Vous êtes si forte contre mon malheur! vous devez vous croire certaine de me refuser, même après m'avoir écouté. Pourquoi donc ne pas me calmer un moment par ce vain essai, dont votre fermeté triomphera? Delphine, s'il falloit nous quitter, s'il le falloit, voudriez-vous me laisser un sentiment amer contre vous? ange de douceur, le voudriez-vous? Vous n'avez point refusé vos soins, vos consolations célestes à madame de Vernon, à celle qui nous avoit séparés; et moi, Delphine, et moi, me croyez-vous si loin de la mort, qu'au moins un adieu ne me soit pas dû?
Vous avez vu la violence de mon caractère, dans ce jour funeste où, sans vous, je me serois montré plus implacable encore. Songez quel est mon supplice, maintenant que je suis renfermé dans ma maison, avec une femme qui a pris ta place! O Delphine! je suis à cinquante pas de toi, et je ne puis néanmoins obtenir de te voir! J'envoie dix fois le jour pour m'assurer que vous n'avez point ordonné les préparatifs de votre départ; je tressaille comme un enfant à chaque bruit; je fais des plus simples événemens des présages; tout me semble annoncer que je ne te verrai plus.
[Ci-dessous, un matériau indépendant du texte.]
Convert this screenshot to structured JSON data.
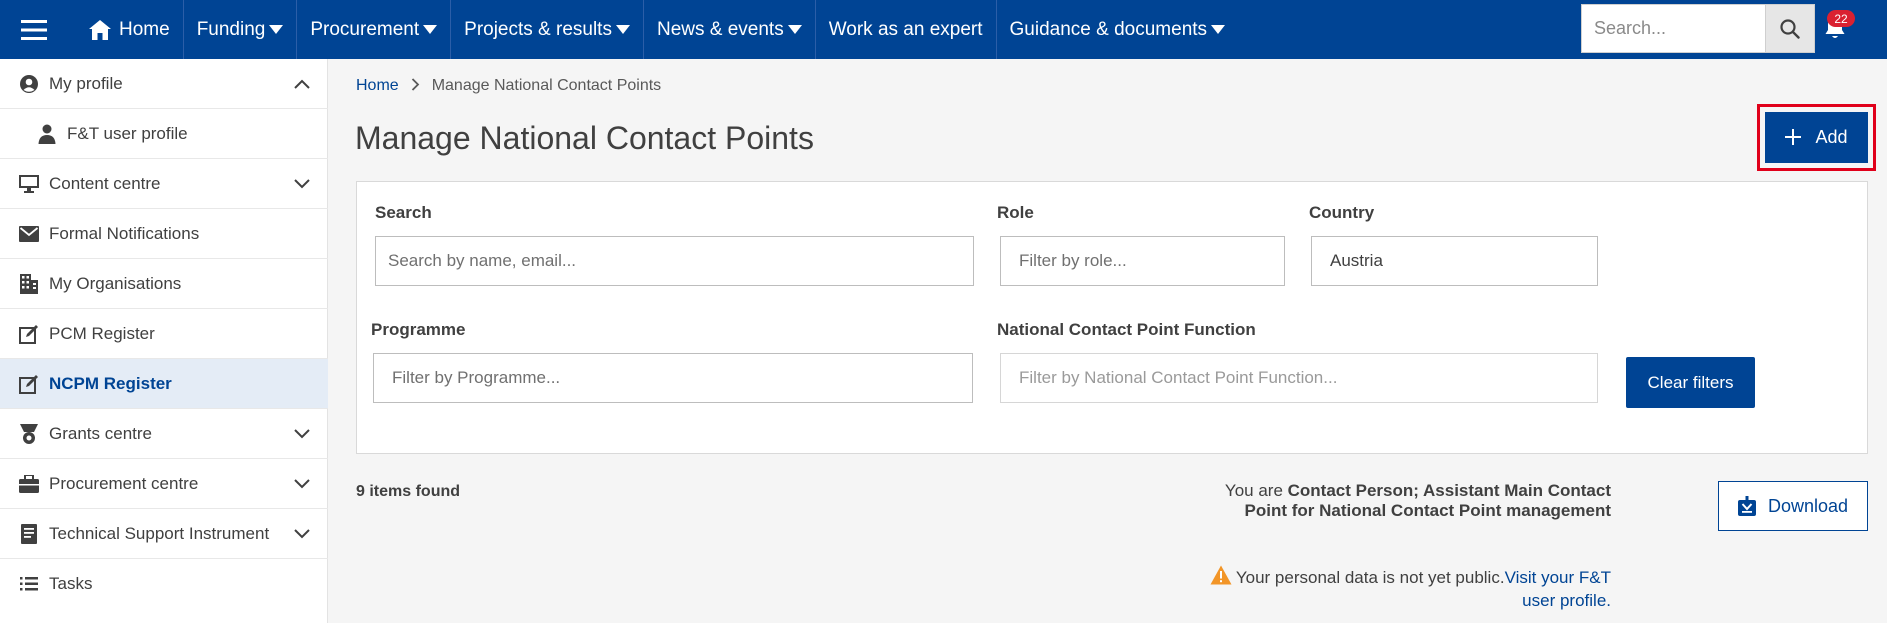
{
  "topnav": {
    "home": "Home",
    "items": [
      {
        "label": "Funding",
        "dropdown": true
      },
      {
        "label": "Procurement",
        "dropdown": true
      },
      {
        "label": "Projects & results",
        "dropdown": true
      },
      {
        "label": "News & events",
        "dropdown": true
      },
      {
        "label": "Work as an expert",
        "dropdown": false
      },
      {
        "label": "Guidance & documents",
        "dropdown": true
      }
    ],
    "search_placeholder": "Search...",
    "notification_count": "22"
  },
  "sidebar": {
    "items": [
      {
        "label": "My profile",
        "icon": "user-circle-icon",
        "expanded": true
      },
      {
        "label": "F&T user profile",
        "icon": "person-icon",
        "sub": true
      },
      {
        "label": "Content centre",
        "icon": "monitor-icon",
        "expandable": true
      },
      {
        "label": "Formal Notifications",
        "icon": "envelope-icon"
      },
      {
        "label": "My Organisations",
        "icon": "building-icon"
      },
      {
        "label": "PCM Register",
        "icon": "edit-icon"
      },
      {
        "label": "NCPM Register",
        "icon": "edit-icon",
        "active": true
      },
      {
        "label": "Grants centre",
        "icon": "grants-icon",
        "expandable": true
      },
      {
        "label": "Procurement centre",
        "icon": "briefcase-icon",
        "expandable": true
      },
      {
        "label": "Technical Support Instrument",
        "icon": "document-icon",
        "expandable": true
      },
      {
        "label": "Tasks",
        "icon": "list-icon"
      }
    ]
  },
  "breadcrumb": {
    "home": "Home",
    "current": "Manage National Contact Points"
  },
  "page": {
    "title": "Manage National Contact Points",
    "add_label": "Add"
  },
  "filters": {
    "search": {
      "label": "Search",
      "placeholder": "Search by name, email...",
      "value": ""
    },
    "role": {
      "label": "Role",
      "placeholder": "Filter by role...",
      "value": ""
    },
    "country": {
      "label": "Country",
      "placeholder": "",
      "value": "Austria"
    },
    "programme": {
      "label": "Programme",
      "placeholder": "Filter by Programme...",
      "value": ""
    },
    "ncp_function": {
      "label": "National Contact Point Function",
      "placeholder": "Filter by National Contact Point Function...",
      "value": ""
    },
    "clear_label": "Clear filters"
  },
  "results": {
    "count_text": "9 items found",
    "role_prefix": "You are ",
    "role_value": "Contact Person; Assistant Main Contact Point for National Contact Point management",
    "notice_text": "Your personal data is not yet public.",
    "notice_link": "Visit your F&T user profile.",
    "download_label": "Download"
  },
  "colors": {
    "brand": "#004494",
    "highlight": "#e0001a",
    "warning": "#f29527",
    "badge": "#da2131"
  }
}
Tu parles de ta douleur, Delphine, ton âme douce n'a jamais éprouvé que des impressions qu'elle pouvoit dominer: mais la douleur d'un homme est âpre et violente; la force ne peut lutter long-temps sans triompher ou périr.
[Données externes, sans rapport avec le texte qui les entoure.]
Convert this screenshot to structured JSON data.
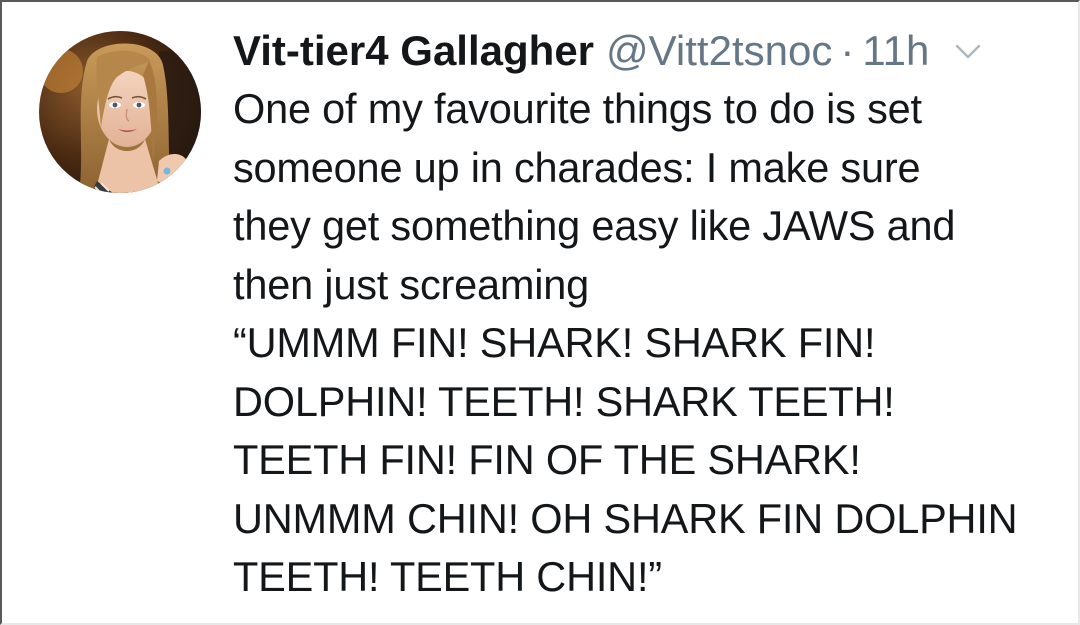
{
  "tweet": {
    "author": {
      "display_name": "Vit-tier4 Gallagher",
      "handle": "@Vitt2tsnoc"
    },
    "separator": "·",
    "timestamp": "11h",
    "menu_icon": "chevron-down-icon",
    "avatar_icon": "avatar-photo",
    "text": "One of my favourite things to do is set\nsomeone up in charades: I make sure\nthey get something easy like JAWS and\nthen just screaming\n“UMMM FIN! SHARK! SHARK FIN!\nDOLPHIN! TEETH! SHARK TEETH!\nTEETH FIN! FIN OF THE SHARK!\nUNMMM CHIN! OH SHARK FIN DOLPHIN\nTEETH! TEETH CHIN!”"
  },
  "colors": {
    "text_primary": "#14171a",
    "text_secondary": "#657786",
    "background": "#ffffff"
  }
}
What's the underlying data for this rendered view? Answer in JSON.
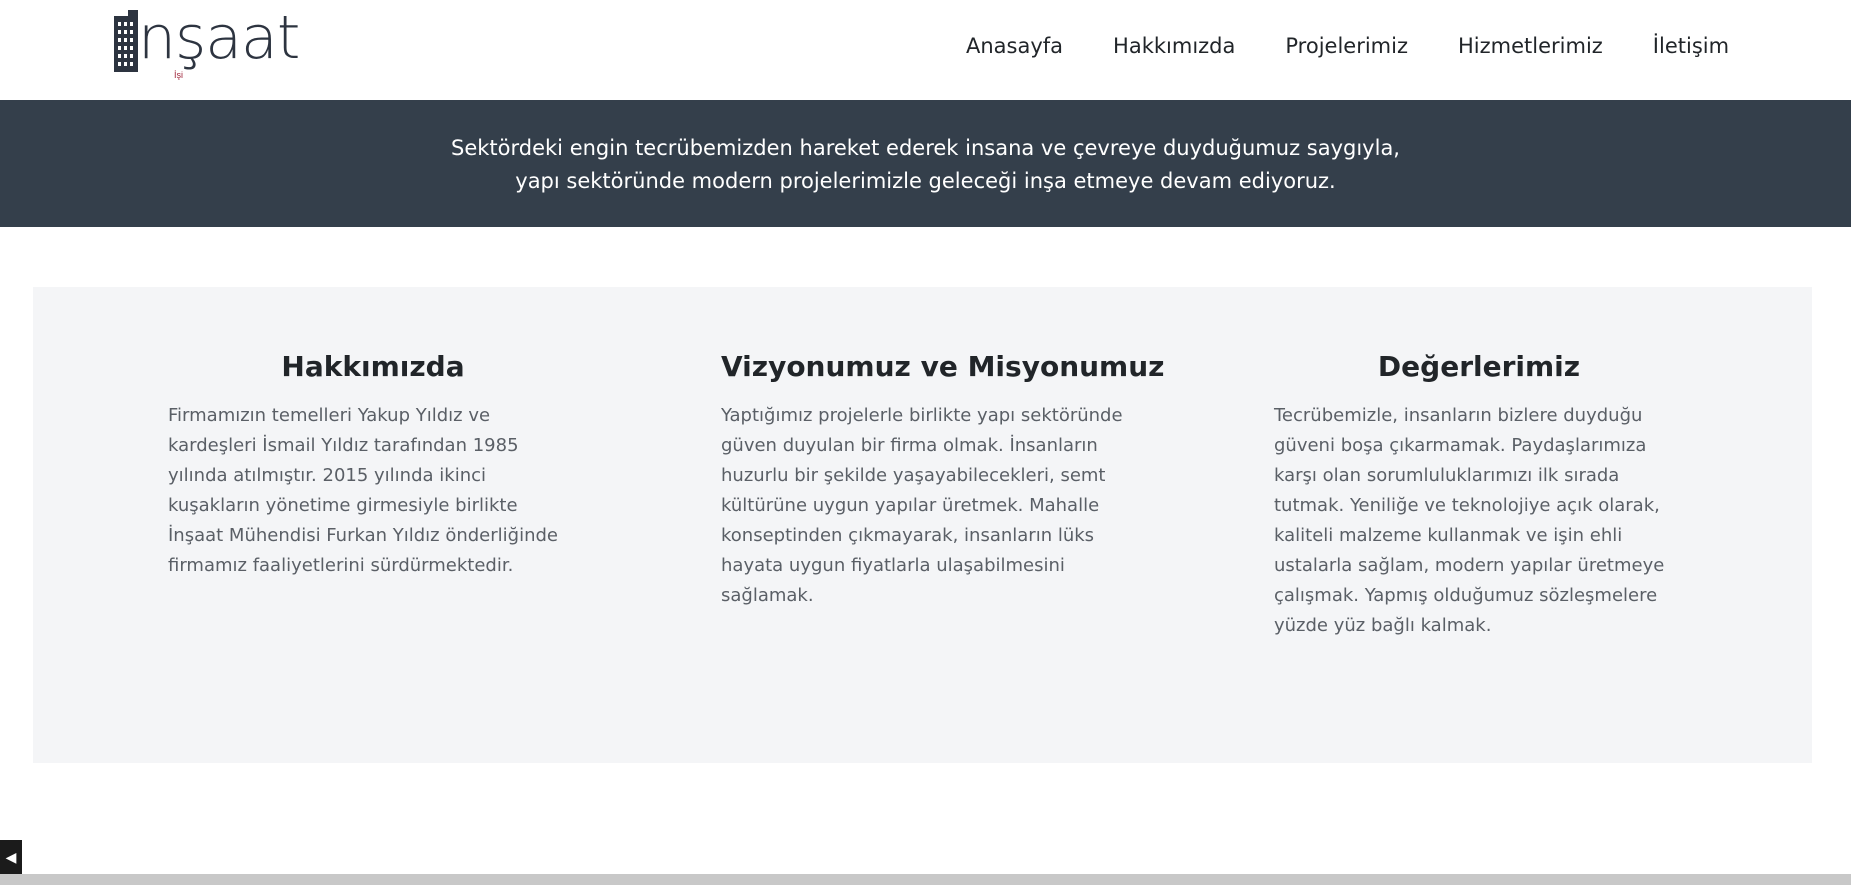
{
  "header": {
    "logo_text": "nşaat",
    "logo_sub": "İşi",
    "nav": [
      "Anasayfa",
      "Hakkımızda",
      "Projelerimiz",
      "Hizmetlerimiz",
      "İletişim"
    ]
  },
  "banner": {
    "line1": "Sektördeki engin tecrübemizden hareket ederek insana ve çevreye duyduğumuz saygıyla,",
    "line2": "yapı sektöründe modern projelerimizle geleceği inşa etmeye devam ediyoruz."
  },
  "sections": [
    {
      "title": "Hakkımızda",
      "text": "Firmamızın temelleri Yakup Yıldız ve kardeşleri İsmail Yıldız tarafından 1985 yılında atılmıştır. 2015 yılında ikinci kuşakların yönetime girmesiyle birlikte İnşaat Mühendisi Furkan Yıldız önderliğinde firmamız faaliyetlerini sürdürmektedir."
    },
    {
      "title": "Vizyonumuz ve Misyonumuz",
      "text": "Yaptığımız projelerle birlikte yapı sektöründe güven duyulan bir firma olmak. İnsanların huzurlu bir şekilde yaşayabilecekleri, semt kültürüne uygun yapılar üretmek. Mahalle konseptinden çıkmayarak, insanların lüks hayata uygun fiyatlarla ulaşabilmesini sağlamak."
    },
    {
      "title": "Değerlerimiz",
      "text": "Tecrübemizle, insanların bizlere duyduğu güveni boşa çıkarmamak. Paydaşlarımıza karşı olan sorumluluklarımızı ilk sırada tutmak. Yeniliğe ve teknolojiye açık olarak, kaliteli malzeme kullanmak ve işin ehli ustalarla sağlam, modern yapılar üretmeye çalışmak. Yapmış olduğumuz sözleşmelere yüzde yüz bağlı kalmak."
    }
  ],
  "corner_button": {
    "icon": "play-left-icon",
    "glyph": "◀"
  },
  "colors": {
    "banner": "#343f4b",
    "section_bg": "#f4f5f7",
    "logo_accent": "#a0263b"
  }
}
Comment as-tu la puissance de supporter l'état où je suis? de refuser un mot qui le feroit cesser comme par enchantement? je ne te reconnois pas, mon amie; tu permets à tes idées sur la vertu d'altérer ton caractère: prends garde, tu vas l'endurcir, tu vas perdre cette bonté parfaite, le véritable signe de ta nature divine; quand tu te seras rendue inflexible à ce que j'éprouve, quelle est donc la douleur qui jamais t'attendrira? c'est la sensibilité qui répand sur tes charmes une expression céleste; quel échange tu feras, si, en accomplissant ce que tu nommes des devoirs, tu dessèches ton âme, tu étouffes tous ces mouvemens involontaires, qui t'inspiroient tes vertus et ton amour!
Ne va point, par de vaines subtilités, distinguer en toi-même ta conscience de ton coeur; interroge-le ce coeur, repousse-t-il l'idée de me voir, comme il repousseroit une action vile ou cruelle? non, il t'entraîne vers moi; c'est ton Dieu, c'est la nature, c'est ton amant qui te parle, écoute une de ces puissances protectrices de ta destinée; écoute-les, car c'est au fond de ton âme qu'elles exercent leur empire; oublie tout ce qui n'est pas nous, nos âmes se suffisent, anéantissons l'univers dans notre pensée, et soyons heureux.
Heureux!—Sais-tu ce que j'appelle le bonheur? c'est une heure, une heure d'entretien avec toi, et tu me la refuserois! je me contiens, je te cache ce que j'éprouve à cette idée; ce n'est point en effrayant ton âme que je veux la toucher; que ta tendresse seule te fléchisse! Delphine, une heure! et tu pourras après….. si ton coeur conserve encore cette barbare volonté, oui, tu pourras après….. te séparer de moi.